In deze zaak gaat het om een hoger beroep tegen een vonnis van de politierechter in de rechtbank Roermond, waarbij de verdachte was veroordeeld voor medeplegen van opzettelijk handelen in strijd met de Opiumwet. De verdachte had een geldboete van € 1.000,- opgelegd gekregen, te voldoen in vier termijnen. De zaak betreft een MTV-controle (Mobiel Toezicht Veiligheid) die op 11 juli 2011 in Venlo heeft plaatsgevonden, waarbij de verdachte en zijn medeverdachten zijn staande gehouden en in de auto hennep is aangetroffen.
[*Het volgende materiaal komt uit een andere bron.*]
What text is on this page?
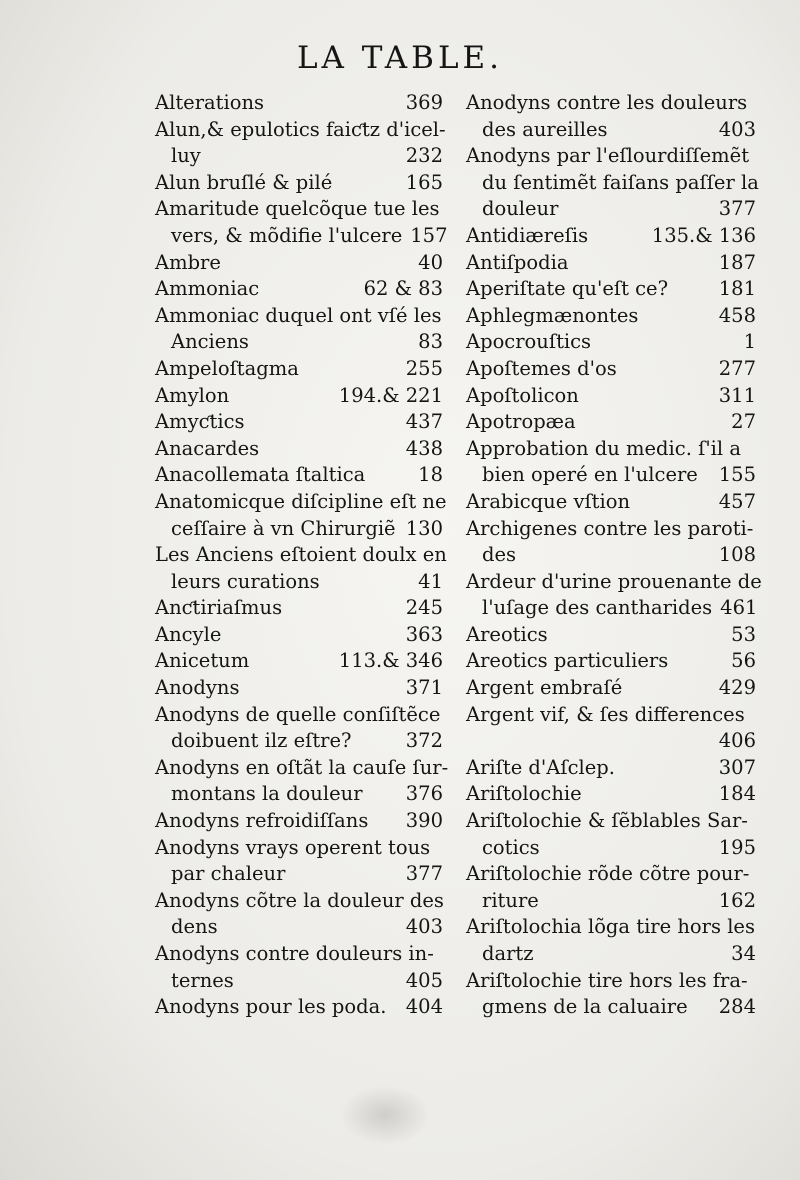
LA TABLE.
Alterations	369
Alun,& epulotics faiƈtz d'icel-
luy	232
Alun bruſlé & pilé	165
Amaritude quelcõque tue les
vers, & mõdifie l'ulcere 157
Ambre	40
Ammoniac	62 & 83
Ammoniac duquel ont vſé les
Anciens	83
Ampeloſtagma	255
Amylon	194.& 221
Amyƈtics	437
Anacardes	438
Anacollemata ſtaltica	18
Anatomicque diſcipline eſt ne
ceſſaire à vn Chirurgiẽ 130
Les Anciens eſtoient doulx en
leurs curations	41
Anƈtiriaſmus	245
Ancyle	363
Anicetum	113.& 346
Anodyns	371
Anodyns de quelle conſiſtẽce
doibuent ilz eſtre?	372
Anodyns en oſtãt la cauſe ſur-
montans la douleur 376
Anodyns refroidiſſans 390
Anodyns vrays operent tous
par chaleur	377
Anodyns cõtre la douleur des
dens	403
Anodyns contre douleurs in-
ternes	405
Anodyns pour les poda. 404
Anodyns contre les douleurs
des aureilles	403
Anodyns par l'eſlourdiſſemẽt
du ſentimẽt faiſans paſſer la
douleur	377
Antidiæreſis	135.& 136
Antiſpodia	187
Aperiſtate qu'eſt ce?	181
Aphlegmænontes	458
Apocrouſtics	1
Apoſtemes d'os	277
Apoſtolicon	311
Apotropæa	27
Approbation du medic. ſ'il a
bien operé en l'ulcere 155
Arabicque vſtion	457
Archigenes contre les paroti-
des	108
Ardeur d'urine prouenante de
l'uſage des cantharides 461
Areotics	53
Areotics particuliers	56
Argent embraſé	429
Argent vif, & ſes differences
406
Ariſte d'Aſclep.	307
Ariſtolochie	184
Ariſtolochie & ſẽblables Sar-
cotics	195
Ariſtolochie rõde cõtre pour-
riture	162
Ariſtolochia lõga tire hors les
dartz	34
Ariſtolochie tire hors les fra-
gmens de la caluaire 284
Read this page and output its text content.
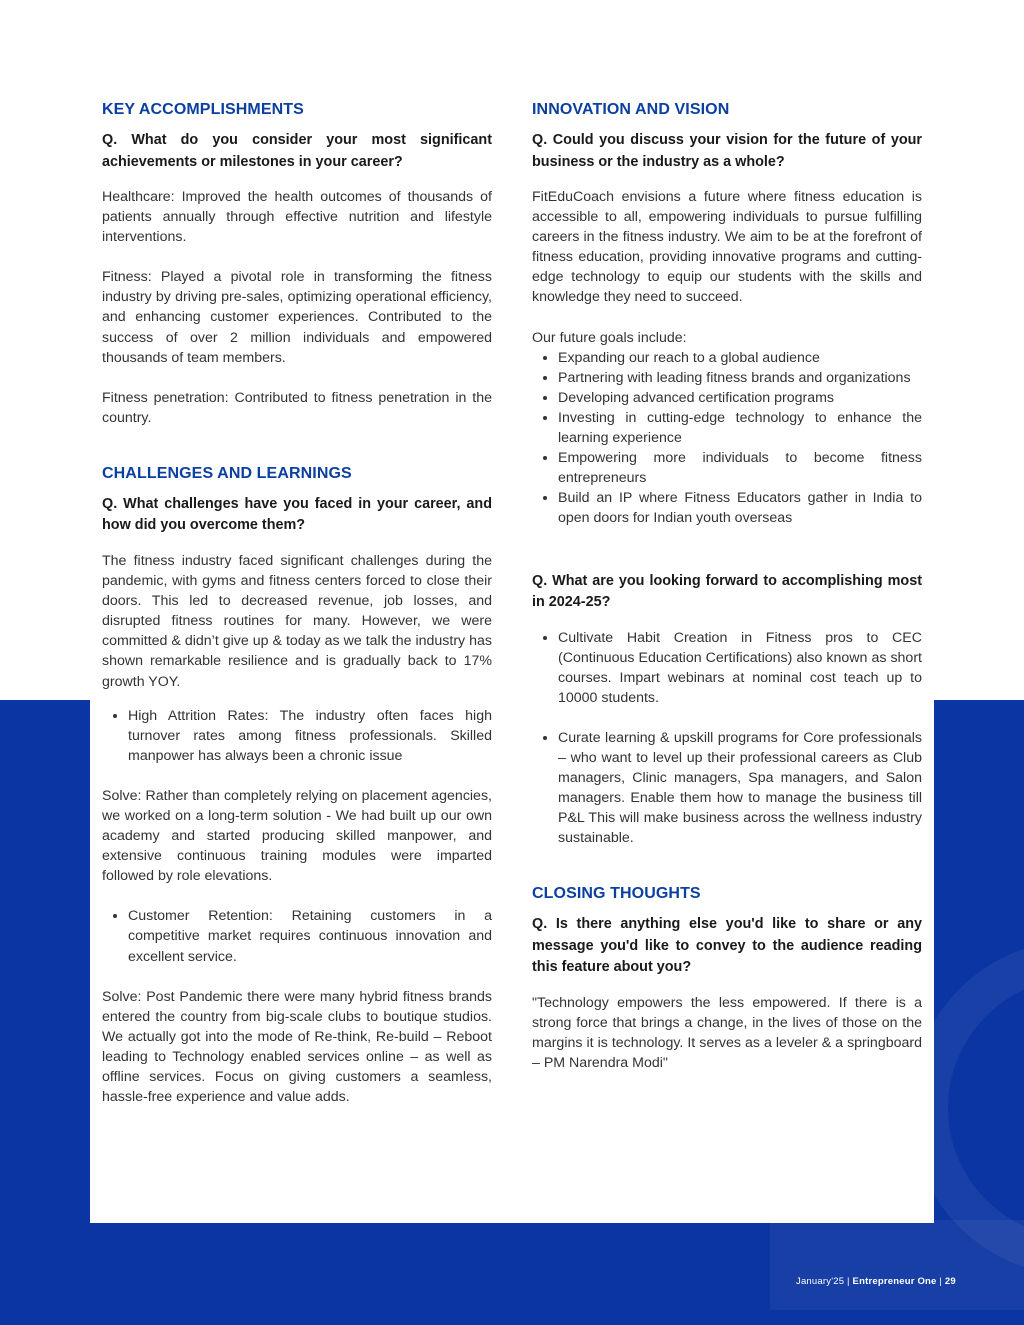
KEY ACCOMPLISHMENTS
Q. What do you consider your most significant achievements or milestones in your career?

Healthcare: Improved the health outcomes of thousands of patients annually through effective nutrition and lifestyle interventions.

Fitness: Played a pivotal role in transforming the fitness industry by driving pre-sales, optimizing operational efficiency, and enhancing customer experiences. Contributed to the success of over 2 million individuals and empowered thousands of team members.

Fitness penetration: Contributed to fitness penetration in the country.

CHALLENGES AND LEARNINGS
Q. What challenges have you faced in your career, and how did you overcome them?

The fitness industry faced significant challenges during the pandemic, with gyms and fitness centers forced to close their doors. This led to decreased revenue, job losses, and disrupted fitness routines for many. However, we were committed & didn’t give up & today as we talk the industry has shown remarkable resilience and is gradually back to 17% growth YOY.

• High Attrition Rates: The industry often faces high turnover rates among fitness professionals. Skilled manpower has always been a chronic issue

Solve: Rather than completely relying on placement agencies, we worked on a long-term solution - We had built up our own academy and started producing skilled manpower, and extensive continuous training modules were imparted followed by role elevations.

• Customer Retention: Retaining customers in a competitive market requires continuous innovation and excellent service.

Solve: Post Pandemic there were many hybrid fitness brands entered the country from big-scale clubs to boutique studios. We actually got into the mode of Re-think, Re-build – Reboot leading to Technology enabled services online – as well as offline services. Focus on giving customers a seamless, hassle-free experience and value adds.

INNOVATION AND VISION
Q. Could you discuss your vision for the future of your business or the industry as a whole?

FitEduCoach envisions a future where fitness education is accessible to all, empowering individuals to pursue fulfilling careers in the fitness industry. We aim to be at the forefront of fitness education, providing innovative programs and cutting-edge technology to equip our students with the skills and knowledge they need to succeed.

Our future goals include:

• Expanding our reach to a global audience
• Partnering with leading fitness brands and organizations
• Developing advanced certification programs
• Investing in cutting-edge technology to enhance the learning experience
• Empowering more individuals to become fitness entrepreneurs
• Build an IP where Fitness Educators gather in India to open doors for Indian youth overseas
Q. What are you looking forward to accomplishing most in 2024-25?
• Cultivate Habit Creation in Fitness pros to CEC (Continuous Education Certifications) also known as short courses. Impart webinars at nominal cost teach up to 10000 students.
• Curate learning & upskill programs for Core professionals – who want to level up their professional careers as Club managers, Clinic managers, Spa managers, and Salon managers. Enable them how to manage the business till P&L This will make business across the wellness industry sustainable.
CLOSING THOUGHTS
Q. Is there anything else you'd like to share or any message you'd like to convey to the audience reading this feature about you?

"Technology empowers the less empowered. If there is a strong force that brings a change, in the lives of those on the margins it is technology. It serves as a leveler & a springboard – PM Narendra Modi"

January'25 | Entrepreneur One | 29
De advocaat-generaal heeft in hoger beroep gevorderd dat het hof het vonnis van de politierechter zal vernietigen en de verdachte opnieuw zal veroordelen.
Het hof heeft de rechtmatigheid van de MTV-controle in het midden gelaten, omdat eventuele gebreken aan deze controle geen vormverzuimen opleveren volgens artikel 359a van het Wetboek van Strafvordering. Het hof heeft vastgesteld dat de staandehouding en het onderzoek in het kader van de Vreemdelingenwet hebben plaatsgevonden en dat deze niet onder het voorbereidend onderzoek van de strafzaak vallen. Hierdoor zijn de gebreken aan de MTV-controle niet relevant voor de bewijsvoering in deze strafzaak.
Het hof heeft de verdachte schuldig bevonden aan het ten laste gelegde feit en heeft de eerdere veroordeling vernietigd. De verdachte is veroordeeld tot een geldboete van € 1.000,-, te voldoen in vier termijnen van elk € 250,-, subsidiair twintig dagen hechtenis. Het hof heeft bij de strafoplegging rekening gehouden met de omstandigheden waaronder het feit is begaan en de financiële draagkracht van de verdachte. De beslissing is gegrond op de artikelen 3 en 11 van de Opiumwet en de relevante artikelen van het Wetboek van Strafrecht.